BDPA=RTTA*CA=0.75 Mb
BDPB=RTTB*CB=0.975 Mb
BDPC=RTTC*CC=0.09 Mb
At 540, the advertised Receive Window for clients 440A, 440B, 440C are altered to reflect the calculated BDP values.
RwndA=BDPA=0.75 Mb
RwndB=BDPB=0.975 Mb
RwndC=BDPC=0.09 Mb
At 550, a determination is made regarding repetition of steps 510-540.
Although the algorithms described above including those with reference to the foregoing flow charts have been described separately, it should be understood that any two or more of the algorithms disclosed herein can be combined in any combination. Any of the methods, algorithms, implementations, or procedures described herein can include machine-readable instructions for execution by: (a) a processor, (b) a controller, and/or (c) any other suitable processing device. Any algorithm, software, or method disclosed herein can be embodied in software stored on a non-transitory tangible medium such as, for example, a flash memory, a CD-ROM, a floppy disk, a hard drive, a digital versatile disk (DVD), or other memory devices, but persons of ordinary skill in the art will readily appreciate that the entire algorithm and/or parts thereof could alternatively be executed by a device other than a controller and/or embodied in firmware or dedicated hardware in a well known manner (e.g., it may be implemented by an application specific integrated circuit (ASIC), a programmable logic device (PLD), a field programmable logic device (FPLD), discrete logic, etc.). Also, some or all of the machine-readable instructions represented in any flowchart depicted herein can be implemented manually as opposed to automatically by a controller, processor, or similar computing device or machine. Further, although specific algorithms are described with reference to flowcharts depicted herein, persons of ordinary skill in the art will readily appreciate that many other methods of implementing the example machine readable instructions may alternatively be used. For example, the order of execution of the blocks may be changed, and/or some of the blocks described may be changed, eliminated, or combined.

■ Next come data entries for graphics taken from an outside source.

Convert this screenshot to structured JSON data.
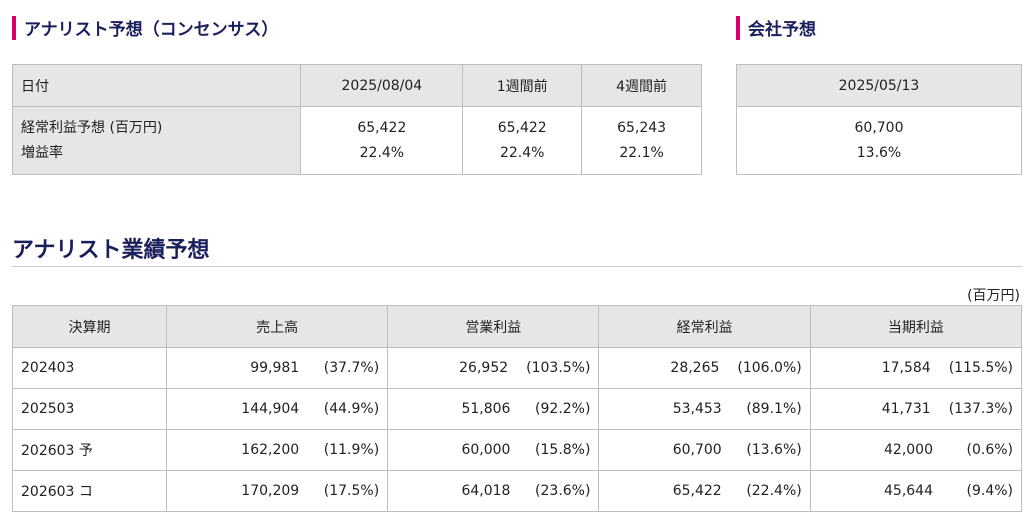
{
  "analyst_section": {
    "title": "アナリスト予想（コンセンサス）",
    "headers": [
      "日付",
      "2025/08/04",
      "1週間前",
      "4週間前"
    ],
    "row_labels": [
      "経常利益予想 (百万円)",
      "増益率"
    ],
    "columns": [
      {
        "profit": "65,422",
        "growth": "22.4%"
      },
      {
        "profit": "65,422",
        "growth": "22.4%"
      },
      {
        "profit": "65,243",
        "growth": "22.1%"
      }
    ]
  },
  "company_section": {
    "title": "会社予想",
    "date": "2025/05/13",
    "profit": "60,700",
    "growth": "13.6%"
  },
  "performance": {
    "title": "アナリスト業績予想",
    "unit": "(百万円)",
    "headers": [
      "決算期",
      "売上高",
      "営業利益",
      "経常利益",
      "当期利益"
    ],
    "rows": [
      {
        "period": "202403",
        "cells": [
          {
            "v": "99,981",
            "p": "(37.7%)"
          },
          {
            "v": "26,952",
            "p": "(103.5%)"
          },
          {
            "v": "28,265",
            "p": "(106.0%)"
          },
          {
            "v": "17,584",
            "p": "(115.5%)"
          }
        ]
      },
      {
        "period": "202503",
        "cells": [
          {
            "v": "144,904",
            "p": "(44.9%)"
          },
          {
            "v": "51,806",
            "p": "(92.2%)"
          },
          {
            "v": "53,453",
            "p": "(89.1%)"
          },
          {
            "v": "41,731",
            "p": "(137.3%)"
          }
        ]
      },
      {
        "period": "202603 予",
        "cells": [
          {
            "v": "162,200",
            "p": "(11.9%)"
          },
          {
            "v": "60,000",
            "p": "(15.8%)"
          },
          {
            "v": "60,700",
            "p": "(13.6%)"
          },
          {
            "v": "42,000",
            "p": "(0.6%)"
          }
        ]
      },
      {
        "period": "202603 コ",
        "cells": [
          {
            "v": "170,209",
            "p": "(17.5%)"
          },
          {
            "v": "64,018",
            "p": "(23.6%)"
          },
          {
            "v": "65,422",
            "p": "(22.4%)"
          },
          {
            "v": "45,644",
            "p": "(9.4%)"
          }
        ]
      }
    ]
  }
}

It should be noted that the algorithms illustrated and discussed herein as having various modules which perform particular functions and interact with one another. It should be understood that these modules are merely segregated based on their function for the sake of description and represent computer hardware and/or executable software code which is stored on a computer-readable medium for execution on appropriate computing hardware. The various functions of the different modules and units can be combined or segregated as hardware and/or software stored on a non-transitory computer-readable medium as above as modules in any manner, and can be used separately or in combination.

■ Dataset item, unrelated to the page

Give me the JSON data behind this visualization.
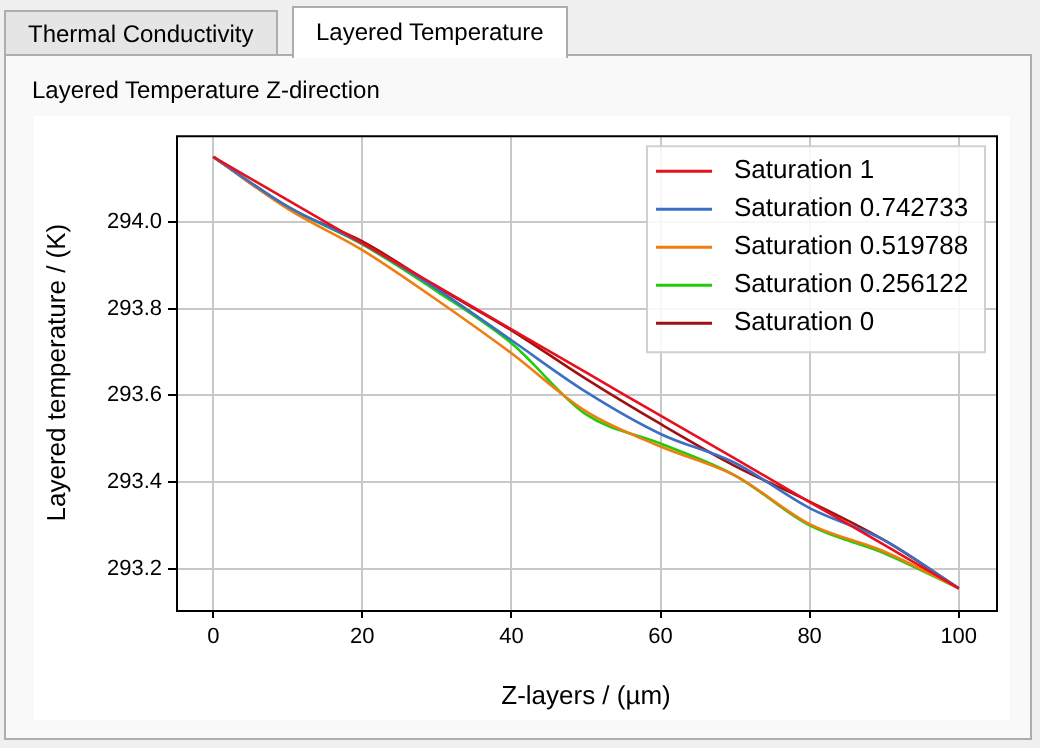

While particular implementations and applications of the present disclosure have been illustrated and described, it is to be understood that the present disclosure is not limited to the precise construction and compositions disclosed herein and that various modifications, changes, and variations can be apparent from the foregoing descriptions without departing from the spirit and scope of an invention as defined in the appended claims.